The presence of major volatile elements-carbon, hydrogen, nitrogen, and sulfur-on Earth is critical for establishing life. The origin of these life-essential volatile elements (LEVEs) on Earth has been studied for many years. Here, we present a brief compilation of the prevailing ideas regarding volatile delivery to Earth and evaluate their origins, strengths, and weaknesses. Motivated by the fact that one model of LEVE delivery is via a giant impactor to Earth, we subsequently present a geochemical model aimed at understanding the possible volatile inventory and fractionation between the core, the silicate magma ocean (MO), and the atmosphere of a Mars-mass embryo.
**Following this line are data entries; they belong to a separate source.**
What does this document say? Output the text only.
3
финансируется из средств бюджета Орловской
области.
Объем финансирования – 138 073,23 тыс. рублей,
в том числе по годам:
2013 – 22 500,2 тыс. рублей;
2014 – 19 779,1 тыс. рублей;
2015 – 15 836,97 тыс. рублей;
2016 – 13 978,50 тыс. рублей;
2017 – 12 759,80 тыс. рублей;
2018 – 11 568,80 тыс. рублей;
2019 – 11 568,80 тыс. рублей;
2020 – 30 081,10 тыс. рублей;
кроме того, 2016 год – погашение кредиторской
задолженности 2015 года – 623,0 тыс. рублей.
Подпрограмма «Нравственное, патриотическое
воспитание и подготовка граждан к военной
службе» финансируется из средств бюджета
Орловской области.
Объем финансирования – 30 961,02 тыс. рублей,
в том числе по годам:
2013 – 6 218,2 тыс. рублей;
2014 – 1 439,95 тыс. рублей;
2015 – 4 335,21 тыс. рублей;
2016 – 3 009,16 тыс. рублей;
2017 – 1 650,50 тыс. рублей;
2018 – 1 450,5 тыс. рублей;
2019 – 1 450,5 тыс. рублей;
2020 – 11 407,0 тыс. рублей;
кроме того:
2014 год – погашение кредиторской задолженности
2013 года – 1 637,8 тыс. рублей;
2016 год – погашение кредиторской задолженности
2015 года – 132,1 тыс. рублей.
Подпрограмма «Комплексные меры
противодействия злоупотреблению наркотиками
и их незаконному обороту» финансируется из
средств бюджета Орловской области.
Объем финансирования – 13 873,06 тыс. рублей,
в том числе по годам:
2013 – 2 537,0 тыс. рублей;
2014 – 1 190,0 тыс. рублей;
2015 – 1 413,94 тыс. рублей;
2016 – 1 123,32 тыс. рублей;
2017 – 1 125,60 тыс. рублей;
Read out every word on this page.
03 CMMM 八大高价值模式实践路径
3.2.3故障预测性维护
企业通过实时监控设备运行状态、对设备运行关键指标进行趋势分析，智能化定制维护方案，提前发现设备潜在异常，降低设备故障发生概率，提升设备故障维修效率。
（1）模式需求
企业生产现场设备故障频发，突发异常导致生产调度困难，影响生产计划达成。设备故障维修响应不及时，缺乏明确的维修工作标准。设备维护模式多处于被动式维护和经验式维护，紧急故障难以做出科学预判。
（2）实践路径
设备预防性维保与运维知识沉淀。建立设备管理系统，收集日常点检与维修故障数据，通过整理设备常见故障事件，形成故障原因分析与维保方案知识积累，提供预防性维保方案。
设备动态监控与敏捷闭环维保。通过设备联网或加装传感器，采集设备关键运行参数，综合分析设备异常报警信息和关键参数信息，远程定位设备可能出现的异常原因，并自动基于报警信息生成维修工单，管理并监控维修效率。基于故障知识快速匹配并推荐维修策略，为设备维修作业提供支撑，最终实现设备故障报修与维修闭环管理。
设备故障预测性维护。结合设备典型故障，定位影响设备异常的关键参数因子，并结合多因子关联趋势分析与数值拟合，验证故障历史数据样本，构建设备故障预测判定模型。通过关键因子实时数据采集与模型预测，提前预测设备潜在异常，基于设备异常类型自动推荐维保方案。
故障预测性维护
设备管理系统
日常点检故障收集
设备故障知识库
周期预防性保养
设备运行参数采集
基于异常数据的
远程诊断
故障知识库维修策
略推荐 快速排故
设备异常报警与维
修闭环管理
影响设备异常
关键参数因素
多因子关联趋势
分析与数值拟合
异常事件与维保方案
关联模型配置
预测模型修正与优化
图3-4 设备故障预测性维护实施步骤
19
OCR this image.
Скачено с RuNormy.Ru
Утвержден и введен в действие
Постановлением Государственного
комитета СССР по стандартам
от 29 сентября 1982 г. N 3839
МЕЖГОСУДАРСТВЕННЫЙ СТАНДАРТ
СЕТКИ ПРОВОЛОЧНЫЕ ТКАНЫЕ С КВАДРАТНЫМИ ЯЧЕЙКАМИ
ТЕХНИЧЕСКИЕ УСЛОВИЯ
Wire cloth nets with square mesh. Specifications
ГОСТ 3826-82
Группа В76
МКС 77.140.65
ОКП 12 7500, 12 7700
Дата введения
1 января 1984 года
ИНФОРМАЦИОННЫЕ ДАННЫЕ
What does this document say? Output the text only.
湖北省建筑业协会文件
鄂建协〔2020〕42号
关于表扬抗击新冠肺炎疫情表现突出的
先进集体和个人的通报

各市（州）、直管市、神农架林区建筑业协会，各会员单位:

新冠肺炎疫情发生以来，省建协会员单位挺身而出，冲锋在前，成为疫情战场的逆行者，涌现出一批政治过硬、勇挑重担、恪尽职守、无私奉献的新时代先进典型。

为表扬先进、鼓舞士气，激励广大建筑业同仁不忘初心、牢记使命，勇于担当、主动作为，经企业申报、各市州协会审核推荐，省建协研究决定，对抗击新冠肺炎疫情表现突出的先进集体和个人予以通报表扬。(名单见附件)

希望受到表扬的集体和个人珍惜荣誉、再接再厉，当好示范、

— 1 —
We looked at various end-member accretion scenarios of the embryo and their influence on the embryo's LEVE budget and the LEVE ratios. We varied various chemical (initial concentration of volatiles in the undifferentiated bodies and the oxygen fugacity [fO₂] of geochemical fractionation) and physical parameters (silicate-mass fraction of the accreting bodies, MO depth) to observe their effects on the absolute and relative LEVE budgets of the embryo. Our results show that an oxidizing condition (logf O₂ ≥ IW-1 [Iron-Wüstite]) is critical in establishing the relative LEVE budget of the embryo's MO, closer to that of present-day bulk silicate Earth. Furthermore, the accretion of larger bodies to form the Mars-mass embryo results in the closest match of the LEVE ratios to that of the present-day bulk silicate Earth (BSE). However, the absolute LEVE budget of the MO of Mars-mass embryo is depleted by at least 1-2 orders of magnitude compared with the BSE under all model calculation scenarios. In contrast, the CI-chondrite-normalized LEVE budget of the embryos's core, in many of the scenarios, especially from the reduced (e.g., IW-2) bodies, overlaps or exceeds the present-day BSE estimate. We argue that for a Mars-mass, differentiated embryo, the cores provide a better prospect for LEVE delivery to proto-Earth, through core breakups and subsequent mixing in the MO or solid mantle. Future studies need to better assess whether the fractional retention of core materials in the silicate reservoir can match the present-day BSE LEVE budgets and how such a process compares with the LEVE delivery via less-processed primitive asteroids.